First Sunday of Advent Is 63:16-17 & 64:1 & 3-8; 1 Cor 1: 3-9; Mk 13: 33-37 (Year B)
“I never stop thanking God for all the graces you have received. Christ has indeed been strong among you so that you will not be without any of the gifts of the Holy Spirit while you are waiting for Our Lord Jesus Christ to be revealed, and he will keep you steady and without blame, because by calling you, God has joined you to his Son Jesus Christ; and God is faithful.”
Paul began his letter to the wayward Christian community in Corinth with an affectionate reminder of the many graces that they had already received. As the letter unfolded, he would challenge them with the many ways in which they had fallen short of the bright promise that had been their beginning. We can learn much from Paul at the beginning of Advent.
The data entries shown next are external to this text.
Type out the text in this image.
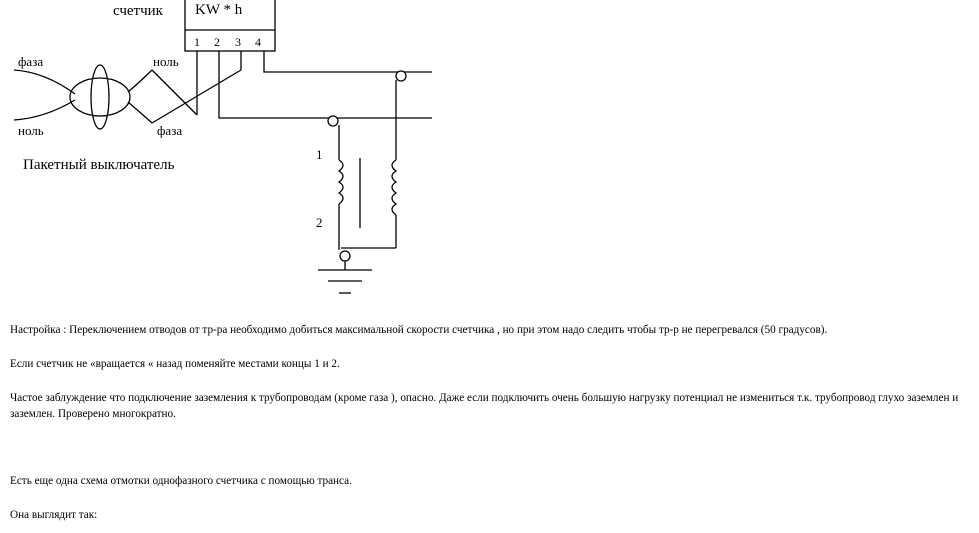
счетчик KW * h
1 2 3 4
фаза
ноль
ноль
фаза
Пакетный выключатель
1
2

Настройка : Переключением отводов от тр-ра необходимо добиться максимальной скорости счетчика , но при этом надо следить чтобы тр-р не перегревался (50 градусов).

Если счетчик не «вращается « назад поменяйте местами концы 1 и 2.

Частое заблуждение что подключение заземления к трубопроводам (кроме газа ), опасно. Даже если подключить очень большую нагрузку потенциал не измениться т.к. трубопровод глухо заземлен и заземлен. Проверено многократно.

Есть еще одна схема отмотки однофазного счетчика с помощью транса.

Она выглядит так:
We too are a people who have received much. Already the Father has joined us to his Son Jesus Christ in baptism and the Eucharist. Like the Corinthians, we have not always lived up to the promise of our beginning. Our past gives us the confidence to believe that we already live in the presence of God. Advent calls for the repentance that opens our lives to the Christ who continues to come with healing and forgiveness.
The prophet Isaiah challenged a lukewarm people whose sense of God’s presence had all but disappeared. “We have all withered like leaves and our sins blew us away like the wind. No one invoked your name or roused himself to catch hold of you.”
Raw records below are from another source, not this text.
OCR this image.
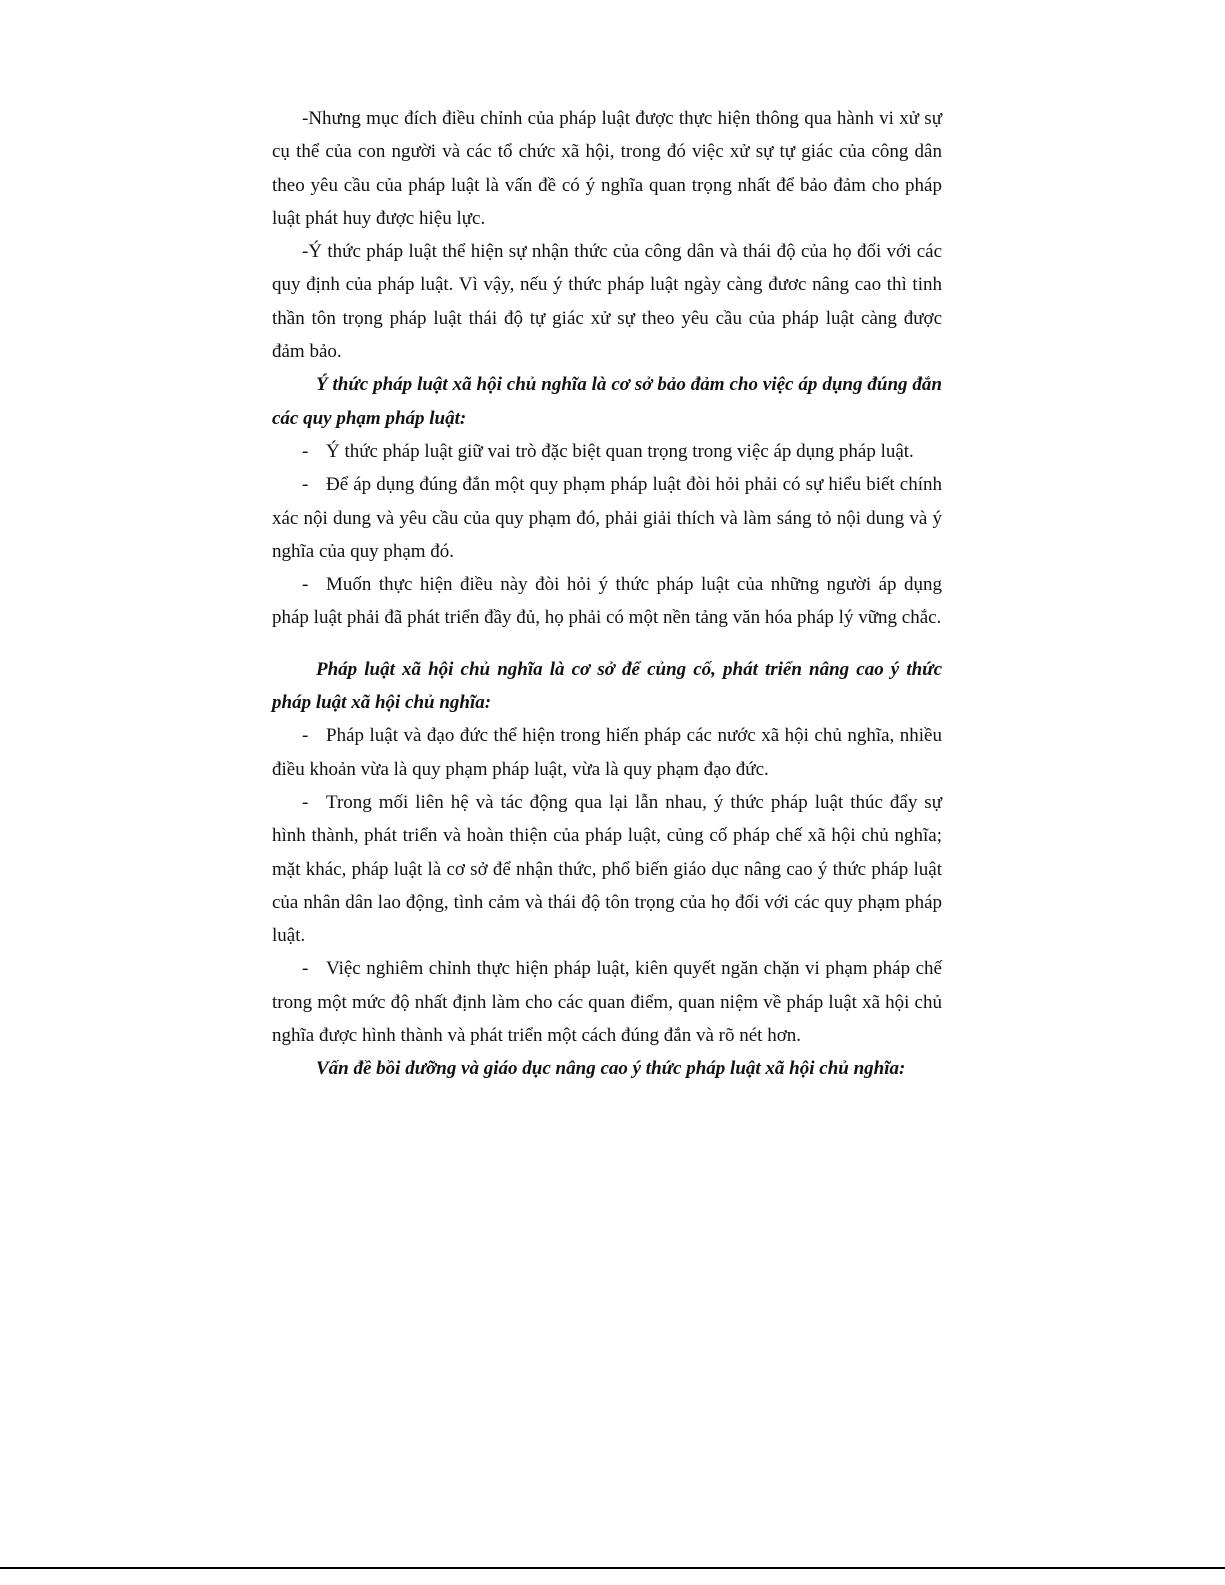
-Nhưng mục đích điều chỉnh của pháp luật được thực hiện thông qua hành vi xử sự cụ thể của con người và các tổ chức xã hội, trong đó việc xử sự tự giác của công dân theo yêu cầu của pháp luật là vấn đề có ý nghĩa quan trọng nhất để bảo đảm cho pháp luật phát huy được hiệu lực.

-Ý thức pháp luật thể hiện sự nhận thức của công dân và thái độ của họ đối với các quy định của pháp luật. Vì vậy, nếu ý thức pháp luật ngày càng đươc nâng cao thì tinh thần tôn trọng pháp luật thái độ tự giác xử sự theo yêu cầu của pháp luật càng được đảm bảo.

Ý thức pháp luật xã hội chủ nghĩa là cơ sở bảo đảm cho việc áp dụng đúng đắn các quy phạm pháp luật:

- Ý thức pháp luật giữ vai trò đặc biệt quan trọng trong việc áp dụng pháp luật.

- Để áp dụng đúng đắn một quy phạm pháp luật đòi hỏi phải có sự hiểu biết chính xác nội dung và yêu cầu của quy phạm đó, phải giải thích và làm sáng tỏ nội dung và ý nghĩa của quy phạm đó.

- Muốn thực hiện điều này đòi hỏi ý thức pháp luật của những người áp dụng pháp luật phải đã phát triển đầy đủ, họ phải có một nền tảng văn hóa pháp lý vững chắc.

Pháp luật xã hội chủ nghĩa là cơ sở để củng cố, phát triển nâng cao ý thức pháp luật xã hội chủ nghĩa:

- Pháp luật và đạo đức thể hiện trong hiến pháp các nước xã hội chủ nghĩa, nhiều điều khoản vừa là quy phạm pháp luật, vừa là quy phạm đạo đức.

- Trong mối liên hệ và tác động qua lại lẫn nhau, ý thức pháp luật thúc đẩy sự hình thành, phát triển và hoàn thiện của pháp luật, củng cố pháp chế xã hội chủ nghĩa; mặt khác, pháp luật là cơ sở để nhận thức, phổ biến giáo dục nâng cao ý thức pháp luật của nhân dân lao động, tình cảm và thái độ tôn trọng của họ đối với các quy phạm pháp luật.

- Việc nghiêm chỉnh thực hiện pháp luật, kiên quyết ngăn chặn vi phạm pháp chế trong một mức độ nhất định làm cho các quan điểm, quan niệm về pháp luật xã hội chủ nghĩa được hình thành và phát triển một cách đúng đắn và rõ nét hơn.

Vấn đề bồi dưỡng và giáo dục nâng cao ý thức pháp luật xã hội chủ nghĩa:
Advent is, above all, a season of hope. It speaks directly to everything within us that longs for God, but feels that his presence, like the autumn leaves, has been blown away in the storms of distraction and selfishness. Advent assures us that “the favours of the Lord are not all past, his kindnesses are not exhausted: every morning they are renewed; great is his faithfulness.”
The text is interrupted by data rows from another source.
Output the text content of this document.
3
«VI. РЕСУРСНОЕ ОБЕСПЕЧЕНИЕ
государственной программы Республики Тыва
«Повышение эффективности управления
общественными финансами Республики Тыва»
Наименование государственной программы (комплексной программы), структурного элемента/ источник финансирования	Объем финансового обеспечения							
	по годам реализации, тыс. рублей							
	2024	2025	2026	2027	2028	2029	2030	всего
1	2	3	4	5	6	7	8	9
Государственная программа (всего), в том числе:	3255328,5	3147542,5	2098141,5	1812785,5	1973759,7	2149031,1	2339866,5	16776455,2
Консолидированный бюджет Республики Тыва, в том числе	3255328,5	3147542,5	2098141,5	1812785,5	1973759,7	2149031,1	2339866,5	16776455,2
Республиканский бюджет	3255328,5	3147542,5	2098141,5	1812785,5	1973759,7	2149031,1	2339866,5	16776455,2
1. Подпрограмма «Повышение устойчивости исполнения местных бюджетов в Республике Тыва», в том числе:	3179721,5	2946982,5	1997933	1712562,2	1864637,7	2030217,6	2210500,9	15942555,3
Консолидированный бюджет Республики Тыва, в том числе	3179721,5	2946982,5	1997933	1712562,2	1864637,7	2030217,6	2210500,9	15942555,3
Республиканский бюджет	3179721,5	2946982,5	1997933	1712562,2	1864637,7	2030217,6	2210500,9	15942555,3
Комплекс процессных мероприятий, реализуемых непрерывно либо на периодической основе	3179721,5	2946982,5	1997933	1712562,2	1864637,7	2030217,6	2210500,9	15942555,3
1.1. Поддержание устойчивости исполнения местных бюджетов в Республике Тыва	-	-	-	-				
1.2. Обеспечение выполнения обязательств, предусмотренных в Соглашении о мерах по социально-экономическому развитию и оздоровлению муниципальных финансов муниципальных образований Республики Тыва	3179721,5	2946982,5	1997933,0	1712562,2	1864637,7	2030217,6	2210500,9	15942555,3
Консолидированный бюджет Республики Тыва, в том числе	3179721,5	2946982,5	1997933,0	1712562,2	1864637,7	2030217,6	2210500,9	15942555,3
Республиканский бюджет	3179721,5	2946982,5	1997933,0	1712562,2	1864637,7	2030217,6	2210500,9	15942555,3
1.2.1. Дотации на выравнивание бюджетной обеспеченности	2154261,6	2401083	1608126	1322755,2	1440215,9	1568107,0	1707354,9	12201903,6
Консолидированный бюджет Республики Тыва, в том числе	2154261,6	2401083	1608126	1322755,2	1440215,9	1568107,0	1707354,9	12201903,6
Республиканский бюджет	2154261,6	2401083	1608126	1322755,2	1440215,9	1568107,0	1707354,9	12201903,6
Like St Paul, let us begin with the assurance that Christ, for whom we long, has already come to us. He will come again to greet us in every act of repentance, every turning to his continuing presence, every acknowledgment of a neighbour in need.
Jesus counselled his disciples to be on their guard and stay awake, because they knew not the time of his Second Coming. Indeed, we cannot know the time of his Second Coming, but we can use this present moment to turn to him in repentance, to live again in the joy of his presence. This is both the promise and joy of Advent.